When searching for a new and worthwhile career opportunity, your objective should be to meet at least one new person each week. Again, we’re talking about meeting real life people and not just typing away on your keyboard. Understandably, this can be more difficult than taking the online route which is fairly popular these days. High-paying jobs require a lot of hard work. So, it shouldn’t be considered unreasonable to put hard work into finding such lucrative opportunities.
Relationship building requires you to follow up with people you’ve met.
It also involves researching firms and learning their culture, their products and their Twitter feeds. When you hunt down important nuggets of information, you’ll be in a better position to have a manager or executive want to spend 20 minutes with you for coffee. Here is a key message: never leave a meeting without asking, “Who do you know that you think I should meet?”
And, by the way, never bring your resume to a coffee meeting.
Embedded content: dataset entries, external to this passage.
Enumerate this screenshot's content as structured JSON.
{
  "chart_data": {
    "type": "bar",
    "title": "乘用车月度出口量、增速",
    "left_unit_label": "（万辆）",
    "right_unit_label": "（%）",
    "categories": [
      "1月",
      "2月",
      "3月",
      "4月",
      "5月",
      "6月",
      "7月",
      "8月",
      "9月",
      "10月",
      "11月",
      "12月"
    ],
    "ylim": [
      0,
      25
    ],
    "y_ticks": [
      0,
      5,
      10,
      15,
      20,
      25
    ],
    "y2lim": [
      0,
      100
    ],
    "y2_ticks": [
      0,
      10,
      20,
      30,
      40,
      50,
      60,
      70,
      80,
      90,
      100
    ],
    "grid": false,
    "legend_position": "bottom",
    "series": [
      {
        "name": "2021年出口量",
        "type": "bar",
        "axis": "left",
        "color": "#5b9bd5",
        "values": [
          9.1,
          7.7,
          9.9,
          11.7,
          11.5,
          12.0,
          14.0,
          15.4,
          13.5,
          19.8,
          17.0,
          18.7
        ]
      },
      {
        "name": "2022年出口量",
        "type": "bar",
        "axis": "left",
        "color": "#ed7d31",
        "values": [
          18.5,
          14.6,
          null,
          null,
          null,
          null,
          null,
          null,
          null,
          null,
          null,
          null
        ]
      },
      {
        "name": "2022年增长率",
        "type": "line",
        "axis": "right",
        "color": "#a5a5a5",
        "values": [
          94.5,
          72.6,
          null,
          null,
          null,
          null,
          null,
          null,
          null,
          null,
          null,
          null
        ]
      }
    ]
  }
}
Always focus on the other person, not yourself. People who have agreed to meet with you know why you are there, so you don’t want to come across as desperate. On MediaBistro.com, Joel Schwartzberg advises job seekers to focus on the relationship, not the resume.
Networking is about creating a connection, not making a hard sell.
Schwartzberg quotes Kent Lee, who is a career consultant for Yahoo! and CEO of Perfect Resume: “Focus first on building the relationship with the executive. It’s important to make a connection before asking for anything. This can be done by simply asking questions that show a general interest and enthusiasm in the executive’s company.”
Schwartzberg stresses the fact that a relationship building opportunity can strike at any moment. If you’re currently on a job search, it’s important to always be prepared.
“It could be at a conference, a book signing, a friend’s dinner party or just a chance encounter on public transit,” he writes, “In any of these scenarios, the pressure’s on you to make a positive impression so that when the time is right, the stars are aligned and a job is available, your new friend thinks you’re the perfect person to fill it.”